Still, the electorate’s desire for change could be powerful and lead voters to see what they want to see in Trump. "Elections that occur after eight years of a two-term president focus around how much change you want," Ornstein told me. "And if events occur that create more of a desire for change, then people might roll the dice with Trump."

2) Take the polls seriously — while also keeping in mind that they can change

Both in the US presidential primaries and in the Brexit vote, polling has for the most part been pretty good overall. Trump led polls of Republicans since July, and the final polling average for Britain’s referendum was essentially a tie.

But both outcomes were viewed as shocking because elites in both countries simply refused to believe either thing would happen again, and constructed convincing-sounding stories to explain why the polls were wrong.

Now, the comforting lesson American liberals can take away from this is that the polls currently show Trump losing to Clinton by 6 to 7 points on average. Nothing to worry about, then, right?

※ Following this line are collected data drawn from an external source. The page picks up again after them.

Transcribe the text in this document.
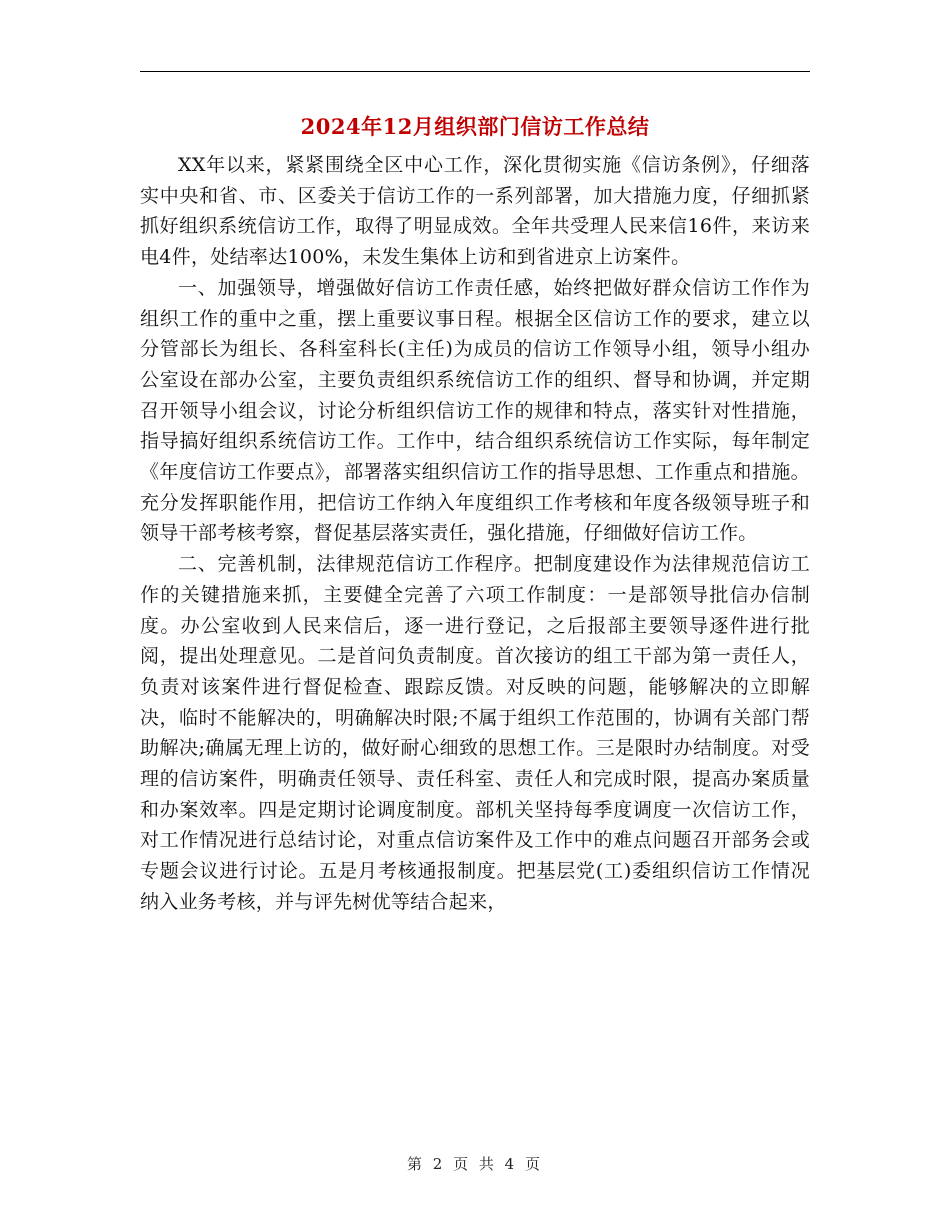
2024年12月组织部门信访工作总结

XX年以来，紧紧围绕全区中心工作，深化贯彻实施《信访条例》，仔细落实中央和省、市、区委关于信访工作的一系列部署，加大措施力度，仔细抓紧抓好组织系统信访工作，取得了明显成效。全年共受理人民来信16件，来访来电4件，处结率达100%，未发生集体上访和到省进京上访案件。

一、加强领导，增强做好信访工作责任感，始终把做好群众信访工作作为组织工作的重中之重，摆上重要议事日程。根据全区信访工作的要求，建立以分管部长为组长、各科室科长(主任)为成员的信访工作领导小组，领导小组办公室设在部办公室，主要负责组织系统信访工作的组织、督导和协调，并定期召开领导小组会议，讨论分析组织信访工作的规律和特点，落实针对性措施，指导搞好组织系统信访工作。工作中，结合组织系统信访工作实际，每年制定《年度信访工作要点》，部署落实组织信访工作的指导思想、工作重点和措施。充分发挥职能作用，把信访工作纳入年度组织工作考核和年度各级领导班子和领导干部考核考察，督促基层落实责任，强化措施，仔细做好信访工作。

二、完善机制，法律规范信访工作程序。把制度建设作为法律规范信访工作的关键措施来抓，主要健全完善了六项工作制度：一是部领导批信办信制度。办公室收到人民来信后，逐一进行登记，之后报部主要领导逐件进行批阅，提出处理意见。二是首问负责制度。首次接访的组工干部为第一责任人，负责对该案件进行督促检查、跟踪反馈。对反映的问题，能够解决的立即解决，临时不能解决的，明确解决时限;不属于组织工作范围的，协调有关部门帮助解决;确属无理上访的，做好耐心细致的思想工作。三是限时办结制度。对受理的信访案件，明确责任领导、责任科室、责任人和完成时限，提高办案质量和办案效率。四是定期讨论调度制度。部机关坚持每季度调度一次信访工作，对工作情况进行总结讨论，对重点信访案件及工作中的难点问题召开部务会或专题会议进行讨论。五是月考核通报制度。把基层党(工)委组织信访工作情况纳入业务考核，并与评先树优等结合起来，

第 2 页 共 4 页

Not so fast. This is actually a recent change from where the polls were just one month ago, when Trump and Clinton were tied. So, first of all, if the polls changed this much in a month, they could certainly change again. And second, the last time Clinton was ahead by 6 points, liberals were already acting like the election was wrapped up, only to see her lead vanish in just days. There’s a long time between now and November.

3) Take the possibility of unlikely events seriously

David Byler of RealClearPolitics had a good tweetstorm on Friday in which he pointed out some shortcomings in how many people understand probability. For months, he observes, prediction markets had given Brexit a 20 to 30 percent chance of happening — and that tends to be the same back-of-the-envelope estimate of Trump’s chances of winning that election wonks give. (It’s also where the prediction markets are now.)

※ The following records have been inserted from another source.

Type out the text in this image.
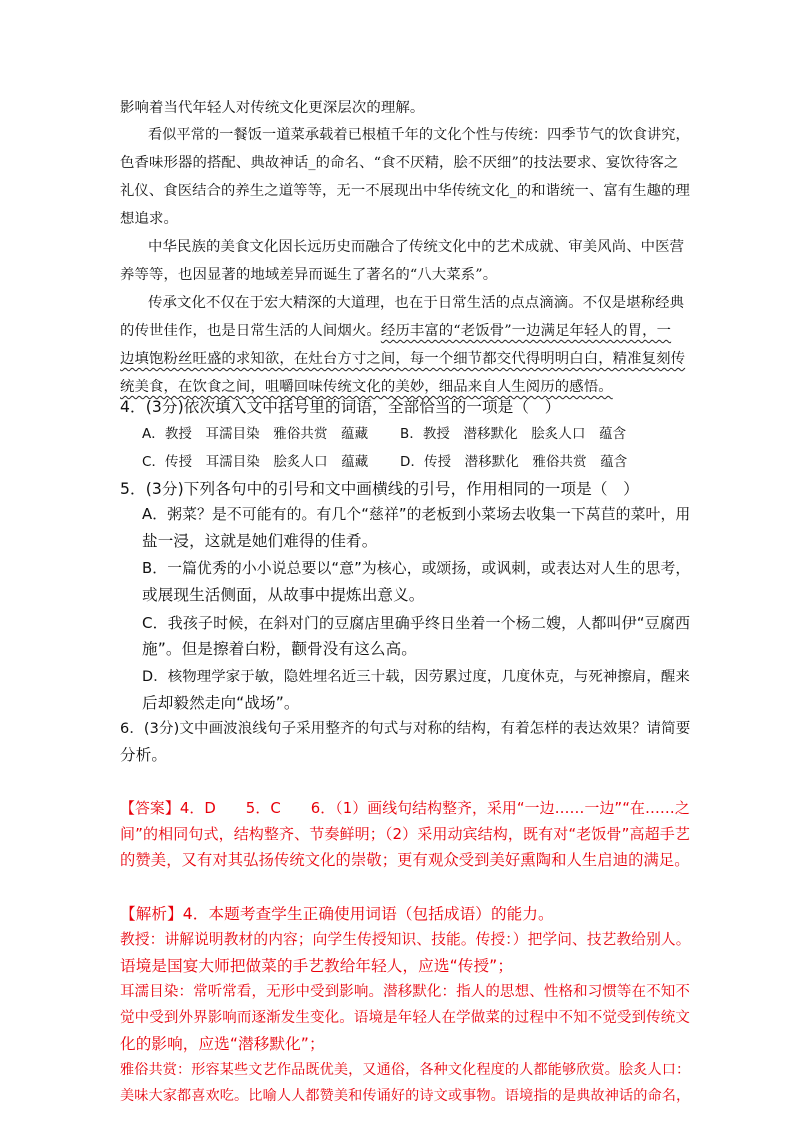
影响着当代年轻人对传统文化更深层次的理解。
看似平常的一餐饭一道菜承载着已根植千年的文化个性与传统：四季节气的饮食讲究，
色香味形器的搭配、典故神话_的命名、“食不厌精，脍不厌细”的技法要求、宴饮待客之
礼仪、食医结合的养生之道等等，无一不展现出中华传统文化_的和谐统一、富有生趣的理
想追求。
中华民族的美食文化因长远历史而融合了传统文化中的艺术成就、审美风尚、中医营
养等等，也因显著的地域差异而诞生了著名的“八大菜系”。
传承文化不仅在于宏大精深的大道理，也在于日常生活的点点滴滴。不仅是堪称经典
的传世佳作，也是日常生活的人间烟火。经历丰富的“老饭骨”一边满足年轻人的胃，一
边填饱粉丝旺盛的求知欲，在灶台方寸之间，每一个细节都交代得明明白白，精准复刻传
统美食，在饮食之间，咀嚼回味传统文化的美妙，细品来自人生阅历的感悟。
4．(3分)依次填入文中括号里的词语，全部恰当的一项是（　）
A．教授　耳濡目染　雅俗共赏　蕴藏 B．教授　潜移默化　脍炙人口　蕴含
C．传授　耳濡目染　脍炙人口　蕴藏 D．传授　潜移默化　雅俗共赏　蕴含
5．(3分)下列各句中的引号和文中画横线的引号，作用相同的一项是（　）
A．粥菜？是不可能有的。有几个“慈祥”的老板到小菜场去收集一下莴苣的菜叶，用
盐一浸，这就是她们难得的佳肴。
B．一篇优秀的小小说总要以“意”为核心，或颂扬，或讽刺，或表达对人生的思考，
或展现生活侧面，从故事中提炼出意义。
C．我孩子时候，在斜对门的豆腐店里确乎终日坐着一个杨二嫂，人都叫伊“豆腐西
施”。但是擦着白粉，颧骨没有这么高。
D．核物理学家于敏，隐姓埋名近三十载，因劳累过度，几度休克，与死神擦肩，醒来
后却毅然走向“战场”。
6．(3分)文中画波浪线句子采用整齐的句式与对称的结构，有着怎样的表达效果？请简要
分析。
【答案】4．D　　5．C　　6．（1）画线句结构整齐，采用“一边……一边”“在……之
间”的相同句式，结构整齐、节奏鲜明；（2）采用动宾结构，既有对“老饭骨”高超手艺
的赞美，又有对其弘扬传统文化的崇敬；更有观众受到美好熏陶和人生启迪的满足。
【解析】4．本题考查学生正确使用词语（包括成语）的能力。
教授：讲解说明教材的内容；向学生传授知识、技能。传授：）把学问、技艺教给别人。
语境是国宴大师把做菜的手艺教给年轻人，应选“传授”；
耳濡目染：常听常看，无形中受到影响。潜移默化：指人的思想、性格和习惯等在不知不
觉中受到外界影响而逐渐发生变化。语境是年轻人在学做菜的过程中不知不觉受到传统文
化的影响，应选“潜移默化”；
雅俗共赏：形容某些文艺作品既优美，又通俗，各种文化程度的人都能够欣赏。脍炙人口：
美味大家都喜欢吃。比喻人人都赞美和传诵好的诗文或事物。语境指的是典故神话的命名，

"When I say [that Trump has a 20 to 30 percent chance of winning]," Byler writes, "whoever I’m talking to typically responds w/ a big sigh of relief. And whatever they say after that usually indicates that they rounded that 30ish percent chance down to zero or something close to it."

"But if you’re worried about a Trump presidency," he continues, "that shouldn’t be your response. A 30% probability should be really scary." After all, things with a 30 percent chance of happening end up happening one in three times!

Byler’s right on here. If you agree with most liberals and American elites that a Trump presidency is likely to be uniquely norm-breaking and terrible in a way a normal Republican presidency wouldn’t, it’s really quite terrifying that he’s gotten this far at all.